El grupo de Manolo empezó visitando el Centro de Arqueología Subacuática (CAS), en el que, para empezar disfrutamos de una proyección de diapositivas que anda muy en boga por los profesores de segundo. Nuestra guía era una joven arqueóloga que explicó a los interesados que para acceder a la profesión era necesario cursar Historia o Humanidades en la Universidad y después especializarse en arqueología con un postgrado. El CAS estudia cualquier resto arqueológico acuático, intenta prevenir el expolio y se ocupa de toda la costa andaluza, haciendo una o dos inmersiones al día solamente, ya que son muy caras. Una vez bajo agua, el arqueólogo mide la pieza y toma las notas que crea necesarias, más adelante hará un dibujo. No siempre se sacan las piezas a la superficie, ya que el sacarlas del agua puede provocar su destrucción en muchos casos. Dimos un paseo por los laboratorios, observando el material empleado y a los propios arqueólogos trabajando. Así mismo, nos mostró varias piezas, de cuyo estudio se puede extraer mucha información sobre el comercio antiguo.
Tras esta
visita, con un breve paseo llegamos al castillo de Santa Catalina, que el grupo
de las profesoras acababa de visitar. El castillo, de estilo renacentista, ofrecía
unas bellísimas vistas a veinticuatro metros sobre el mar. Además, tuvimos la
suerte de encontrarnos con una pequeña exposición de Picasso (y todos los
alumnos de Arte de Juan Diego tomamos nota de la famosa frase del artista:
“Todos sabemos que el arte no es la verdad. El arte es una mentira que nos
descubre la verdad” para sorprender a nuestro profesor, con el resultado lógico
de que nadie lo sorprendió).
Como habíamos
pasado una mañana muy dura, tuvimos dos horas libres para almorzar en la playa
de Bolonia. Unos se dirigieron hacia la lejana cúspide de las dunas, otros se
decantaron por algún bar o restaurante de la zona y otros disfrutamos de
nuestros bocadillos frente al mar y al viento.

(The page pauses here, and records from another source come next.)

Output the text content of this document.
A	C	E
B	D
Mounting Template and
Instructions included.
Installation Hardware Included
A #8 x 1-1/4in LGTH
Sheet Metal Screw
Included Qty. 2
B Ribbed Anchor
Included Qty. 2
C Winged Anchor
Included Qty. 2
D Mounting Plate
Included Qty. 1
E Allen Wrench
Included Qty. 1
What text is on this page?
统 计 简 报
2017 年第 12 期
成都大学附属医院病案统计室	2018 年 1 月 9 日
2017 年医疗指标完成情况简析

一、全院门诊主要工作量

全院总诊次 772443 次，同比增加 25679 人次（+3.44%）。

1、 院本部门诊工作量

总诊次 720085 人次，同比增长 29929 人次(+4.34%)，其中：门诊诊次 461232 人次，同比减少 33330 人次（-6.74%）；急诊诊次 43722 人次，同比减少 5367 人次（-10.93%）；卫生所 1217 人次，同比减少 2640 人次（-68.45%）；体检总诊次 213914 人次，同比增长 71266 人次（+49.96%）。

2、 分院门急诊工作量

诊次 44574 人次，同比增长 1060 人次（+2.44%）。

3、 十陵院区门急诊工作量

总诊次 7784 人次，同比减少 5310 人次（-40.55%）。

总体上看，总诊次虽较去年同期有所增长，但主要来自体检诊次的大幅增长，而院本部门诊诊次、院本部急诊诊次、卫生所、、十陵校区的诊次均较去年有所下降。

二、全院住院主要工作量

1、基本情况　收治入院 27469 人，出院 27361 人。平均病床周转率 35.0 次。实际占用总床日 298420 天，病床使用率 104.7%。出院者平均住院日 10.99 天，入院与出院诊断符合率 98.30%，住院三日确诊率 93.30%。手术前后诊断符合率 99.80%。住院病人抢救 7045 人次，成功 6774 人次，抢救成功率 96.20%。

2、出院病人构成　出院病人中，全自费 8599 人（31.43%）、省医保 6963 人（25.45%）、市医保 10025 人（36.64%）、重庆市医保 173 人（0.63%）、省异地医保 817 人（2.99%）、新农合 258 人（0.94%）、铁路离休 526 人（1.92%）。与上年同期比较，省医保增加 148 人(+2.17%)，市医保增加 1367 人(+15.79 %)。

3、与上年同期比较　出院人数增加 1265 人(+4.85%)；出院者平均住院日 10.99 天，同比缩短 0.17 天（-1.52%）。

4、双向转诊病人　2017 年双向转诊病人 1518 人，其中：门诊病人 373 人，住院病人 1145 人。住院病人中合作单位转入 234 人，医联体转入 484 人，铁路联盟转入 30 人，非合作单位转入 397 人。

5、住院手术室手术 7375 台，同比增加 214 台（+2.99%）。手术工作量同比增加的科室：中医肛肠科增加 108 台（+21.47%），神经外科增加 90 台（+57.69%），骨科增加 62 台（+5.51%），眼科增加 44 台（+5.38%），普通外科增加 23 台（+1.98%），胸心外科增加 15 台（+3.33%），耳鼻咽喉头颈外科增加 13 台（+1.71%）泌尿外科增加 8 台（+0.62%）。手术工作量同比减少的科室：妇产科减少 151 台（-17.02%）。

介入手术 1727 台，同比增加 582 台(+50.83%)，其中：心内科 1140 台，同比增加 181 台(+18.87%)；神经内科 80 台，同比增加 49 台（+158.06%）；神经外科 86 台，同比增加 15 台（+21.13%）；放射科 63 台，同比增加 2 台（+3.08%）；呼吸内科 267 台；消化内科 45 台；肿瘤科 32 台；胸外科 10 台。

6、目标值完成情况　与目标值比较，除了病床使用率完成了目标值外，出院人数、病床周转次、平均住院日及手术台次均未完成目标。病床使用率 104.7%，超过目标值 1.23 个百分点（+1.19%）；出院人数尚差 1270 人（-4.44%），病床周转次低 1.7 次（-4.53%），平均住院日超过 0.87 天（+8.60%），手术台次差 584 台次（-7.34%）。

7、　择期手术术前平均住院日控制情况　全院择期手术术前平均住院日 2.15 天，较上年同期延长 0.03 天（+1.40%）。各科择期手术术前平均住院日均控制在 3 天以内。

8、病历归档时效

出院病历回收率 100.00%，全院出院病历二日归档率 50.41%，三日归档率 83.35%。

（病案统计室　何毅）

Y a las cuatro empezó la recta final de un feliz día (casi de fiesta, por aquello de las clases), visitando el conjunto arqueológico de Baelo Claudia, antigua ciudad romana dedicada principalmente a la salazón del pescado y a la elaboración de una especie de delicatessem, el garum, una salsa a base de pescado medio podrido (¡humm!)…, así como al comercio, por ser punto de unión con Tánger y por ende, toda África. Fue fundada en el siglo II a.C. y sufrió un terrible terremoto un siglo más tarde, tras lo que el emperador Claudio financiaría la reconstrucción de la ciusas, y de ahí su nombre. En el siglo IIId.C. hubo otro terremoto, y esta vez nadie apoquinó la reconstrucción, y cayó en una decadencia provocada por las crisis socioeconómicas que ya asolaban al Imperio, de modo que sus habitantes quedaron viviendo entre las ruinas, hasta que se levanta en el siglo IV un “poblado de humildes edificios” que mantenía viva la industria del lugar, pero no tenía nada que ver con el pasado glorioso de la ciudad. Todo terminó cuando la ciudad fue definitivamente abandonada a comienzos del siglo VII (tal vez el garum dejó de cotizarse a la alza… De verdad que no lo entiendo).
Nunca
superó los tres mil habitantes, pero lo fascinante de este lugar es que se
mantiene en muy buenas condiciones, en especial el templo de Isis (religión
oriental y mistérica que tuvo gran acogida entre un pueblo romano que trataba
de llenar el vacío espiritual de sus vidas), la basílica y el teatro.
Además, fue
construida siguiendo las reglas del urbanismo romano: Una planta ortogonal con
dos calles principales perpendiculares que iban de Norte a Sur y de Este a
Oeste, el Cardo y el Decumanus
Máximus, respectivamente. Posee los edificios básicos de la ciudad romana,
el foro, un espacio rectangular que constituye el centro político, comercial y
religioso de una población; el teatro que mantiene su frons
scaenae y sus caveas en buenas
condiciones; las termas, espacio para que uno hiciese vida social mientras
tomaba baños fríos (en el frigidarium),
templados (tepidaruim) y calientes (caldarium),
y había hasta sauna (laconicum) y
gimnasio (palestra) al aire libre, que
sienta muy bien con el airecillo de la costa. Por desgracia, las termas de Baelo
Claudia no están muy bien conservadas, pero nada como echar mano de la
imaginación y ya se ve uno a las señoras en el laconicum
comentando los nuevos peinados y a los caballeros sudando en la palestra
hablando de gladiadores.
Y, cómo no,
no podían faltar los templos capitolinos, dedicados a la tríada capitolina,
esto es, los tres principales dioses del oficialismo: Júpiter, Juno y Minerva,
de los que apenas quedan restos. Eran rectangulares, compuestos por una pronaos
y una cella y situados sobre un podium al que se accedía por una escalinata
(casi intacta la del templo de Júpiter). Junto a estos se encuentra el dedicado
a Isis.
Ya para los
hiper frikis Luisa Ramos recomienda la Guía oficial del conjunto arqueológico
Baelo Claudia, editado por la Junta de Andalucía y cuyo precio oscila entre los
nueve y los diez euros.
Agotados y a
punto de empezar a hablar latín de tanta inmersión en la cultura latina,
regresamos a Tomares, finalizando un día casi de fiesta, casi romano. Vale
valete, comites!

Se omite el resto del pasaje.